The movement differences between these melodically identical passages provide evidence that the movement microstructure is the result of an interplay of all musical parameters, again calling into question the plausibility of simple kinematic models of expressive timing based solely on pulse evaluation. We have tried to show that abstract animation is useful because it explains and facilitates the expression of musical motion in terms of a simple visual language whose syntax is constrained by 'objective'. Subsequently, abstract score animation can play the role of an informative mediator between natural language, scientific modeling and musical performance.

Finally, we believe that our approach to musical movement rests on semiotic principles whose relevance transcends the subject of this work. The meaning of symbols (and thus its theory, semiotics) can be approached by examining their correct 1. The correct understanding of an individual symbol can be reconstructed as the selection of the most appropriate interpretant 2.

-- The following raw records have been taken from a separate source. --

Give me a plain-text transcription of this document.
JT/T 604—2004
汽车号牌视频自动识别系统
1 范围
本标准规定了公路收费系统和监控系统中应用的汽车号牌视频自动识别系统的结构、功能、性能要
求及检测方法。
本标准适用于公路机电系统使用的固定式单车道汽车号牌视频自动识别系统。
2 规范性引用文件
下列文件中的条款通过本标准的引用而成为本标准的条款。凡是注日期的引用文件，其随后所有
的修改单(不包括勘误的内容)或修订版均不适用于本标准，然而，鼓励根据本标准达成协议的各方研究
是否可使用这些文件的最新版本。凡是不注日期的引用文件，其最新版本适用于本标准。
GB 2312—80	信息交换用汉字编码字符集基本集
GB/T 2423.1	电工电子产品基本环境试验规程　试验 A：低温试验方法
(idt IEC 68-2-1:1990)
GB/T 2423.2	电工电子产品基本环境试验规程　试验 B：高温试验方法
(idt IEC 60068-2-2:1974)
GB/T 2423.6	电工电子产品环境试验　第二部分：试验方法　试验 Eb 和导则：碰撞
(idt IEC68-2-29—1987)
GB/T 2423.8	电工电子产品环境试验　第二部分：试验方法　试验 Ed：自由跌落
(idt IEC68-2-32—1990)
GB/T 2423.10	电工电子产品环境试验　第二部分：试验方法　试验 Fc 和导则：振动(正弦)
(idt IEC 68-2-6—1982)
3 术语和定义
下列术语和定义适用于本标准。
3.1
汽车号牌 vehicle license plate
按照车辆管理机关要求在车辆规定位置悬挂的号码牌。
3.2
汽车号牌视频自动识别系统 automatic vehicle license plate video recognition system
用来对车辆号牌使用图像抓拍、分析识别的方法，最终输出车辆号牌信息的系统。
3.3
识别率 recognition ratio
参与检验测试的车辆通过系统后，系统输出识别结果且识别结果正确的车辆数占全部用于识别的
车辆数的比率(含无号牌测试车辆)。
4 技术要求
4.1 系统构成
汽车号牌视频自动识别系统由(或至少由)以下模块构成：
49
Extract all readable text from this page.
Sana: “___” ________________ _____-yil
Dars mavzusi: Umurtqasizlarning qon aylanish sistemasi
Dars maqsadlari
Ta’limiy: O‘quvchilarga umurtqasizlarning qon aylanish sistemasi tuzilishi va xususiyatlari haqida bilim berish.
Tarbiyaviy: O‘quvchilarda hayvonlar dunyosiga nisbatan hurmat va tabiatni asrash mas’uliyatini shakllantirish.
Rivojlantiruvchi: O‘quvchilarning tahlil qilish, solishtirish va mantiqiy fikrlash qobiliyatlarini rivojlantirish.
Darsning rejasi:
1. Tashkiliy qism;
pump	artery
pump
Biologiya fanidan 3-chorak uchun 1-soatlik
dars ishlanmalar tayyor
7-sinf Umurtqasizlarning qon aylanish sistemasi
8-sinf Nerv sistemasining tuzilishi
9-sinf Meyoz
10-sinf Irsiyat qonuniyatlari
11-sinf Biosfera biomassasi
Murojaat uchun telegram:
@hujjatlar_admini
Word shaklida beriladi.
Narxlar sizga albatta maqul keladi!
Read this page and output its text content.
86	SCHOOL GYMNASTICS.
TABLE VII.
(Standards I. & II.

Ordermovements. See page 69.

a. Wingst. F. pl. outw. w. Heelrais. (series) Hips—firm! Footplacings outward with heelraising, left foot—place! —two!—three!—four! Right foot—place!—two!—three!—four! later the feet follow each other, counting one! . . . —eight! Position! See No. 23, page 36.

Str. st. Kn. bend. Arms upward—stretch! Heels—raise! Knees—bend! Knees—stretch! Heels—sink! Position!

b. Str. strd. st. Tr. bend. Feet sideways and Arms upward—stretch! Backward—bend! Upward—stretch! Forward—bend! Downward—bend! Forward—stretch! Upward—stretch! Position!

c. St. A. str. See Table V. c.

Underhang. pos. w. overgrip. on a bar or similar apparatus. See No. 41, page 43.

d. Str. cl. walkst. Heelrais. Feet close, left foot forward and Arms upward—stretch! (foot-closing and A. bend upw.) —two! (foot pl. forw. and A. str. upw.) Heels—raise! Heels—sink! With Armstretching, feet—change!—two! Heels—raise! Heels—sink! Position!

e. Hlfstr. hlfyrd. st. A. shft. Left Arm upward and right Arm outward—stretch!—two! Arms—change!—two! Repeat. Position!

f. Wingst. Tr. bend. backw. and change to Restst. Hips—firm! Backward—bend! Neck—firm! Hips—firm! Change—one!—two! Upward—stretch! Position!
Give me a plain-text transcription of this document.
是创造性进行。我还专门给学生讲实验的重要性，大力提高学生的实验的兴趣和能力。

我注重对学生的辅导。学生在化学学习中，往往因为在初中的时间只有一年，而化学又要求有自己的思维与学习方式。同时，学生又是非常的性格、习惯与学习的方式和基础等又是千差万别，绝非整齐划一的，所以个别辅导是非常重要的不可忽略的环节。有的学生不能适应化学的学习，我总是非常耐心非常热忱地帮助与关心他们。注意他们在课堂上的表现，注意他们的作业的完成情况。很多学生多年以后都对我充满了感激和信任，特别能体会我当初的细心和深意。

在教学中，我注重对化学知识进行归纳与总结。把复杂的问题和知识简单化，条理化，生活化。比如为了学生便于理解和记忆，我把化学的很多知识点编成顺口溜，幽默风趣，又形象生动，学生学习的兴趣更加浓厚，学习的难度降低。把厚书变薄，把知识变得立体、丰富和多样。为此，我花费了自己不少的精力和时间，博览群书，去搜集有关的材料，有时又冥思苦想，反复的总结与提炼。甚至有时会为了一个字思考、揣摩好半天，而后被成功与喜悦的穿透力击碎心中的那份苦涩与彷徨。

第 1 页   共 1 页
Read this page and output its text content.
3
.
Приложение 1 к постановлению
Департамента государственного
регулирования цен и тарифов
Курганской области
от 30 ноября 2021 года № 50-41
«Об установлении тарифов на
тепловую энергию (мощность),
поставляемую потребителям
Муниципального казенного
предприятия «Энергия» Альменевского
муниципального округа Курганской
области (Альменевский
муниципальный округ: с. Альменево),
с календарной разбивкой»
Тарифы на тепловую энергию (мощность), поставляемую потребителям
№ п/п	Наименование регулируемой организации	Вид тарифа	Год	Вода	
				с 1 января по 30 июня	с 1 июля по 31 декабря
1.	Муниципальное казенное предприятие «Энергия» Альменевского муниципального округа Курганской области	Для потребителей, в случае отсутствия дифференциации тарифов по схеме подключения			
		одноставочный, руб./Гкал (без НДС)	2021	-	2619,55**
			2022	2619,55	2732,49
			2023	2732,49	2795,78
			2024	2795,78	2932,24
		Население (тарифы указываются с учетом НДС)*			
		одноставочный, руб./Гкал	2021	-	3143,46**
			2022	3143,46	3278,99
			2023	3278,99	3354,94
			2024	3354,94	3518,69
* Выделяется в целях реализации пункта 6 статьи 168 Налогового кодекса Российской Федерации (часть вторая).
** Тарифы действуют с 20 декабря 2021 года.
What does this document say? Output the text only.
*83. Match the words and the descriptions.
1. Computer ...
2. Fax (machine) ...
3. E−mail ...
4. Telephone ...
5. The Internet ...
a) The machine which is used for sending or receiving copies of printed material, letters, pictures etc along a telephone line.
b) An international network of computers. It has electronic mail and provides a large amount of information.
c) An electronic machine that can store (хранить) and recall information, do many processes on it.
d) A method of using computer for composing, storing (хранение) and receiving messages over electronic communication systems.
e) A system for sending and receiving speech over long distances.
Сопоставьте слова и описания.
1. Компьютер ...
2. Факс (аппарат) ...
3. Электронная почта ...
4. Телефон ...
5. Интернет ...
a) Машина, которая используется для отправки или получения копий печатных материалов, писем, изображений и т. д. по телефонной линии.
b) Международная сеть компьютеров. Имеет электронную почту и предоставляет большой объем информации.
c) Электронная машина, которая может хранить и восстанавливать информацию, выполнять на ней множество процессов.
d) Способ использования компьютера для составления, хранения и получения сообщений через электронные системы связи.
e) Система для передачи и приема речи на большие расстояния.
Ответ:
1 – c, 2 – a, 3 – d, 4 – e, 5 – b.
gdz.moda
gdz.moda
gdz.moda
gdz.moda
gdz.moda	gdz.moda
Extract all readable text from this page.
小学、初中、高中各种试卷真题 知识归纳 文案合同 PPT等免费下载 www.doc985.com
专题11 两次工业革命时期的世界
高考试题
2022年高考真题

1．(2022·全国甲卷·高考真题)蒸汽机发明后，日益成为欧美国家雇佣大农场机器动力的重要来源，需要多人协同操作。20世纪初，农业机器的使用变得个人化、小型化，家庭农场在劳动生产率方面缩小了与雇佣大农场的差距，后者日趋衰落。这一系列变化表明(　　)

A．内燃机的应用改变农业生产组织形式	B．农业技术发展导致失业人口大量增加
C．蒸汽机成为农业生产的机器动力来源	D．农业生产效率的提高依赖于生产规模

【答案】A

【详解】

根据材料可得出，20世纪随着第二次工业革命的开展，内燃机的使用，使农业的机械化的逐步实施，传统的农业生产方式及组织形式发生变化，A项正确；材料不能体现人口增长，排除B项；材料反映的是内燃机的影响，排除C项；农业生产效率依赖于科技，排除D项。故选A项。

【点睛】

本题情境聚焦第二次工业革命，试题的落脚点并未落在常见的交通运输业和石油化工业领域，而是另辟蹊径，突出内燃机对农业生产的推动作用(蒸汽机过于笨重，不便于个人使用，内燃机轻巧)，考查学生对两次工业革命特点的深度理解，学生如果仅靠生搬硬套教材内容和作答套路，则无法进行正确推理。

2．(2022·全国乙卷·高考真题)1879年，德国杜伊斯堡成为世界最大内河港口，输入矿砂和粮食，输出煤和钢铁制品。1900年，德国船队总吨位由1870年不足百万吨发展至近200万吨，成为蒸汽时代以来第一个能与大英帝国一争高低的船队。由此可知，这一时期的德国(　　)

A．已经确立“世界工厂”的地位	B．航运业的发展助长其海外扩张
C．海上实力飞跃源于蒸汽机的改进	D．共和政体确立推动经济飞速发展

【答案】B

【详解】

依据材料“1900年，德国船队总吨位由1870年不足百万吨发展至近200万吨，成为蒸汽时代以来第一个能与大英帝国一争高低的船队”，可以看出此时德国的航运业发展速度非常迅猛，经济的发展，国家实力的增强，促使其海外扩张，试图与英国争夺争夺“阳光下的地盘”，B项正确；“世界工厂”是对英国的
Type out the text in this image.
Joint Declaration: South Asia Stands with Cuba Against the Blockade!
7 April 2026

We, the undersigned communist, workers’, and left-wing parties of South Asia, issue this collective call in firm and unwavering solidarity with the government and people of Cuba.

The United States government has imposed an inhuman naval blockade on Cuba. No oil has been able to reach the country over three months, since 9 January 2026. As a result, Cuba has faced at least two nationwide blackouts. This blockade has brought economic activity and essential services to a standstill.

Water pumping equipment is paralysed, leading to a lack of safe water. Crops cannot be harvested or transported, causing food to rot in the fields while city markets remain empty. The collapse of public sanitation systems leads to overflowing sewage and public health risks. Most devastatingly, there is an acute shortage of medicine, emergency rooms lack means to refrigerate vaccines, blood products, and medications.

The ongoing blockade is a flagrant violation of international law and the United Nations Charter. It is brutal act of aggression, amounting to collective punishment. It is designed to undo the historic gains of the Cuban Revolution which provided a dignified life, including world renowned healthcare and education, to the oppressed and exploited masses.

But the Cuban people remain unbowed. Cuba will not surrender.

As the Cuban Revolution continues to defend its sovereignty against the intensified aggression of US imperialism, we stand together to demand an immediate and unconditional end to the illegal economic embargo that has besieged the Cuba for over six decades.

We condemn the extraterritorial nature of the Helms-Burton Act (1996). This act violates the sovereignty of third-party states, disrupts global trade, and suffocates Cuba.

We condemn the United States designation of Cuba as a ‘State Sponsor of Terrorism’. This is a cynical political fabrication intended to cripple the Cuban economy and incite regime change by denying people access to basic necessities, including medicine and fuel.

Relevant interpreters can be systematically compared, organized or even classified according to the fact that they come from a common 3. A certain typology of relevant interpreters can contribute to a better understanding of a certain aesthetic field (e.g. 4. classical music) by provoking open questions, which. of a certain aesthetic entity is properly useful. Then, the investigation of interpretants' frameworks makes a systematic contribution to semiotic problems by (i) offering possible relevant alternatives for the interpretation of symbols (music) and (ii) by raising the specific question in which symbolic domains the framework is applicable.

Abstract motion-based animations constitute analog performers relevant to at least a subset of (classical) music. If we have been successful in arguing for the acceptance of the aforementioned premises, this work should be considered a systematic contribution to the semiotics of music in the form of an investigation into the possibility of systematic frameworks of analogical performers in the sense of abstract movement-based animation. that seem applicable to at least a subset of (classical) music.

ENDNOTES

In Charles Sanders Peirce's Semiotics, the interpreter in the process of 'semiosis' should cooperate with the so-called statements and the 'correctness' of non-verbal symbols also play a key role in Nelson Goodman's aesthetics and epistemology (see Goodman 1976, ch. 6). The analogue medium is usually inserted into a smooth tabula rasa in preparation for receiving the print. creative activities.

The resulting echo is an analogy of the reality it echoes: it tends to have curves where its origin has curves, and is flat where the original is. The reason for this similarity is that information is essentially being copied from one physical material to another. In order to achieve their transaesthetic epiphany, they convert material information into numerical entities rather than transcribing it from one physical substance to another.

The material that makes up this book is incidental to the information stored, unlike the constitutive material that defines an analog medium (Binkley 1997: 109). For example, many pieces of music are short, but an illustration of formal brevity rarely occurs in music, and there is an important way to refer to it when it does (an example is the fourth movement of Chopin's Piano Sonata Op. 35 in B minor). For example, score-based simulation of musical movement could play a key role in experiments related to audiovisual synchrony (see Lewis & Noppeney 2010).

Before and below 'Theory of Mind': embodied simulation and the neural correlates of social cognition". Computational music representation based on the generative theory of tonal music and the deductive object-oriented database. Morphological Metrics: An Introduction to a Theory of Formal Distances', Proceedings of the International Computer Music Conference.

Forces, containers and paths: role of body-derived image schemas in the conceptualization of music'. Extracting the beat: an experience-dependent complex integration of multisensory information involving multiple levels of the nervous system', Empirical Musicology Review.